Le Pays (Ouagadougou)

Rwanda: Coopération entre le Rwanda et les occidentaux - L'étau se resserre autour de Kagamé

Le Rwanda se met à dos les pays occidentaux. Il n'y a pas si longtemps, en effet, l'ex-puissance coloniale, la Belgique, avait suspendu sa coopération militaire avec ce pays situé aux confins des Grands Lacs.

Sans compter que, tel un pestiféré, les ONG américaines ont commencé à le déserter. Cet abandon, les Occidentaux le justifient par le présumé soutien du Rwanda au mouvement du M23, du nom de ce groupe rebelle qui fait la pluie et le beau temps au Nord-Kivu et menace de faire vaciller le pouvoir de Kabila. Au fait, on s'en prendrait moins à Paul Kagamé si cet abandon des puissances occidentales était dû à son refus de se vassaliser, de s'assujettir. Beaucoup, sous les tropiques africains, avaient d'ailleurs applaudi sa témérité et son hardiesse lorsqu'il avait définitivement boudé la Francophonie pour le Commonwealth, sous le regard impuissant de la France.
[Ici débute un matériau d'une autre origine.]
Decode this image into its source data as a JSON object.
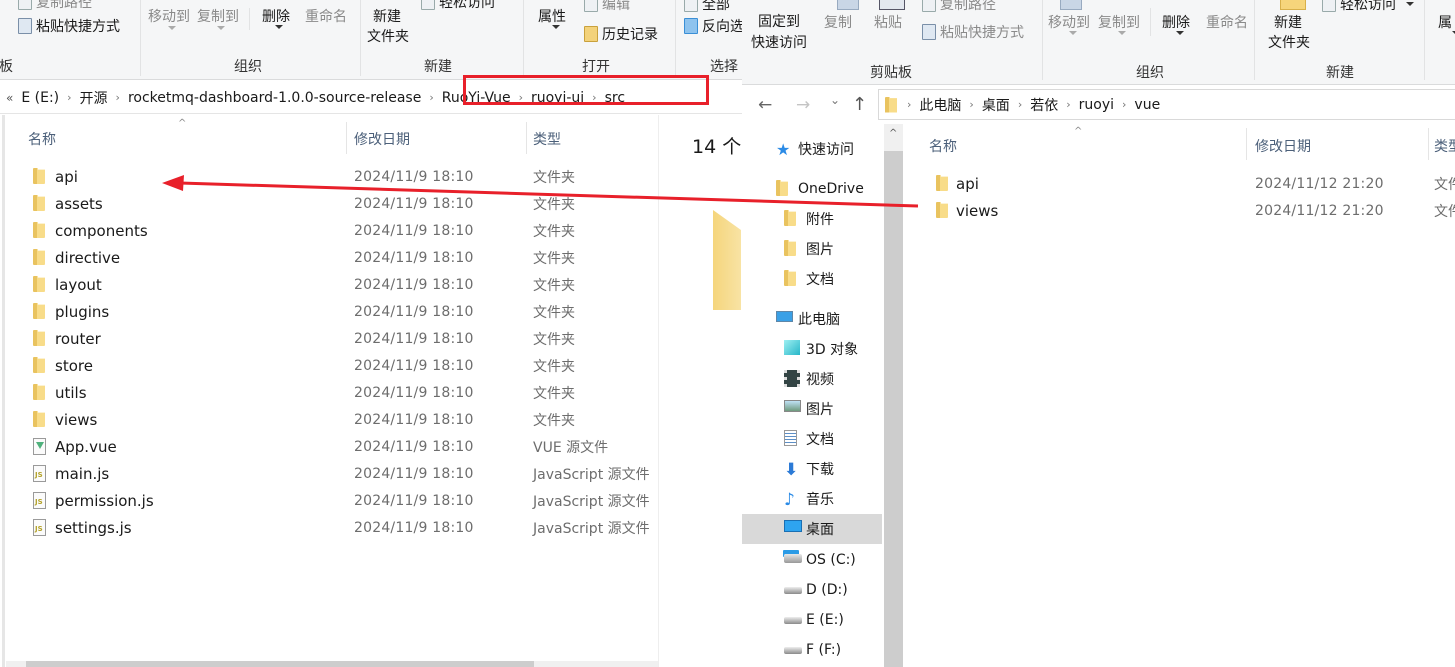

Mais, toutes proportions gardées, les raisons de ces récentes ruptures de coopération ne militent pas en faveur d'un Kagamé que beaucoup d'Africains ont jusqu'ici considéré comme le modèle réussi de l'anti-impérialisme.

L'on sait que l'Occident a longtemps chouchouté ce pays du fait de sa vulnérabilité consécutive au drame génocidaire de 1994. Il a donc fini par se lasser de l'attitude de son président qui en a d'ailleurs utilisé comme un chantage bien indécent. En effet, comment continuer d'amadouer un Kagamé qui, non seulement, ruse avec les principes élémentaires de la démocratie dans son propre pays, mais soutient une rébellion déstabilisatrice du pays voisin et frère ainsi que l'indiquent les différents rapports de l'ONU ? Mais, maintenant qu'un à un les robinets de l'aide et de la coopération se ferment, que fera donc Kagamé ? On est loin de sous-estimer la capacité de l'homme à s'auto-suffire. Mais, il reste entendu que ces apports extérieurs boostaient une économie rwandaise qui négocie sa place dans le concert des économies émergentes. Sans doute que les secteurs socio-économiques ressentiront, immédiatement ou à long terme, les effets fâcheux d'une telle rupture de coopération.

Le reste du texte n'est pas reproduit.